Big Tree DistilleryPhotograph: Leslie Haworth

If you put 'Big Tree Distillery' into your GPS and follow the electronic instructions, you'll feel several times that you are going the wrong way. But persevere, because at the end of several twisty, turny dirt roads is the small-batch distillery and tasting room, overlooking pastoral scenes of rolling hills and contentedly grazing cows. Big Tree makes a constantly changing roster of gins, but among the staples are the award-winning Claude Navy Strength, London dry-style (and also award-winning) Elegant Dry and rhubarb, which gives the gin a gorgeous pink colour and pleasing astringency. Take a seat on the comfortable couch by the huge picture window, and you'll see a field of lurid pink, the very rhubarb that flavours the gin. The bar is open Saturday-Monday on a first-come, first-served basis, and during the week tastings can be arranged. 

From field to forest, Mountain Distilling is making a different kind of gin, with foraged botanicals of pine needles, mountain pepperberry and lemon myrtle. Mountain has a whimsical approach to distilling, and if you get chatting to the bartenders you might learn about various tinctures and infusions they are whipping up and experimenting with. 

Mountain Distilling is co-located with Mount Towrong winery, which is nestled in the treetops and feels otherworldly in its calm. The range here is small but perfectly formed, with an emphasis on Italian varietals like fiano, vermentino and nebbiolo. Upstairs from the cellar door is a small restaurant, which offers gorgeous views over the trees and a carefully considered menu of meals and snacks, all made on the premises. 

Another family-owned winery in the area is Hanging Rock Winery, a considerably larger operation than Mount Towrong but with the same commitment to quality. Hanging Rock was founded in the 1970s by husband-and-wife team John Ellis and Ann Tyrell (yes, of those Tyrells). Sourcing the best fruit from the Macedon region and the Heathcote region, Hanging Rock Winery focuses on making wines that complement the area's topography and climate.

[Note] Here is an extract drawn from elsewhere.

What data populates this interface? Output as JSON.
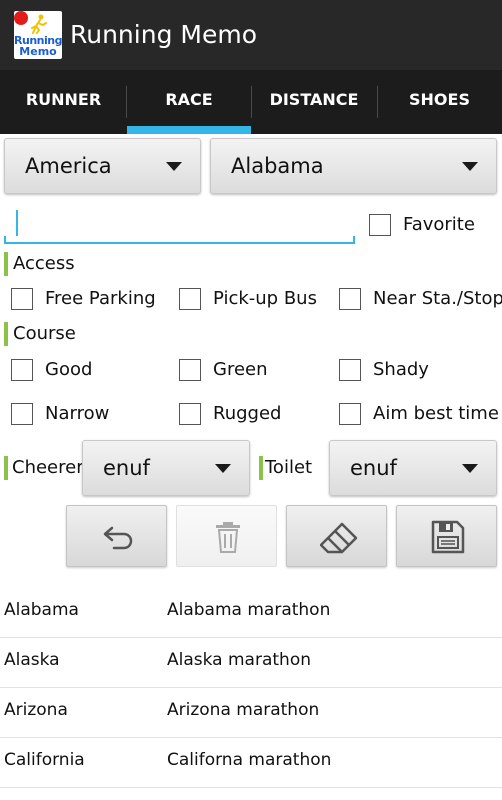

The winery also mounts a yearly sculpture exhibition, which you can enjoy on a leisurely stroll through the vines, glass of wine in hand. 

Stay
Photograph: Leslie Haworth

Stay

If you're looking for complete peace and tranquillity, look for Fellcroft Farmstay. And keep looking, because it's a bit out of the way. But that is exactly the point. There are two private cottages on the Fellcroft property, Wren and Kingfisher. While Kingfisher is decorated in greys, greens and neutral tones, Wren is done up in soft blush and white.

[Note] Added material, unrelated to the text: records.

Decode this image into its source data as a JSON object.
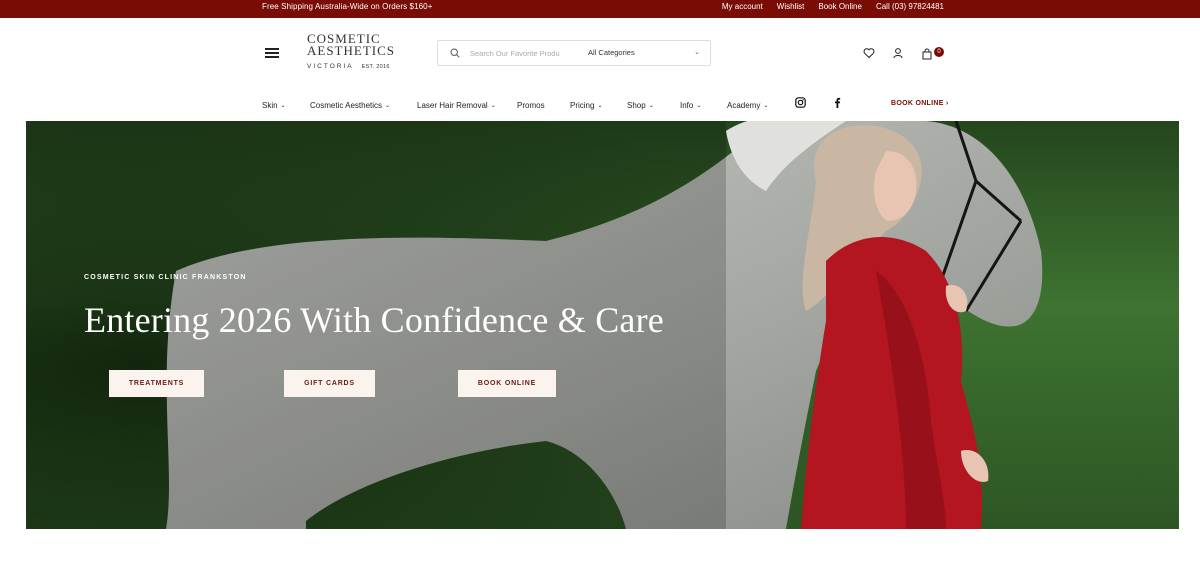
{
  "topbar": {
    "promo": "Free Shipping Australia-Wide on Orders $160+",
    "links": [
      "My account",
      "Wishlist",
      "Book Online",
      "Call (03) 97824481"
    ]
  },
  "logo": {
    "line1": "COSMETIC",
    "line2": "AESTHETICS",
    "line3": "VICTORIA",
    "est": "EST. 2016"
  },
  "search": {
    "placeholder": "Search Our Favorite Produ",
    "category": "All Categories"
  },
  "cart": {
    "count": "0"
  },
  "nav": {
    "items": [
      "Skin",
      "Cosmetic Aesthetics",
      "Laser Hair Removal",
      "Promos",
      "Pricing",
      "Shop",
      "Info",
      "Academy"
    ],
    "book_online": "BOOK ONLINE ›"
  },
  "hero": {
    "eyebrow": "COSMETIC SKIN CLINIC FRANKSTON",
    "headline": "Entering 2026 With Confidence & Care",
    "buttons": [
      "TREATMENTS",
      "GIFT CARDS",
      "BOOK ONLINE"
    ]
  },
  "colors": {
    "brand": "#7a0c06",
    "button_bg": "#fbf3ee",
    "button_text": "#6b1a14"
  },
  "icons": [
    "menu-icon",
    "search-icon",
    "chevron-down-icon",
    "heart-icon",
    "user-icon",
    "cart-icon",
    "instagram-icon",
    "facebook-icon"
  ]
}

Fellcroft FarmstayPhotograph: Leslie Haworth

Both include antique furniture and quirky touches, and both have deep, inviting spa baths with views over nearby paddocks. Everything is of the highest quality, and host Veronica will make sure you want for absolutely nothing. Use Fellcroft as your base of operations to explore the area, or make it your own private retreat, with nothing on the itinerary but bubble baths and glasses of wine on the deck. 

Those who do not stay at the Empyre Hotel stand outside and take photos. The Empyre was built in the late 1800s and is an exemplar of gold-rush architecture with its lace balconies and stained-glass windows. This boutique hotel offers a full breakfast and has its own luxurious bar. There are its gardens to explore, but it’s also mere metres away from Castlemaine’s loveliest sights, such as the Theatre Royal of the same era. There’s off-street parking, too. It's luxe, but you have to treat yourself now and again, no?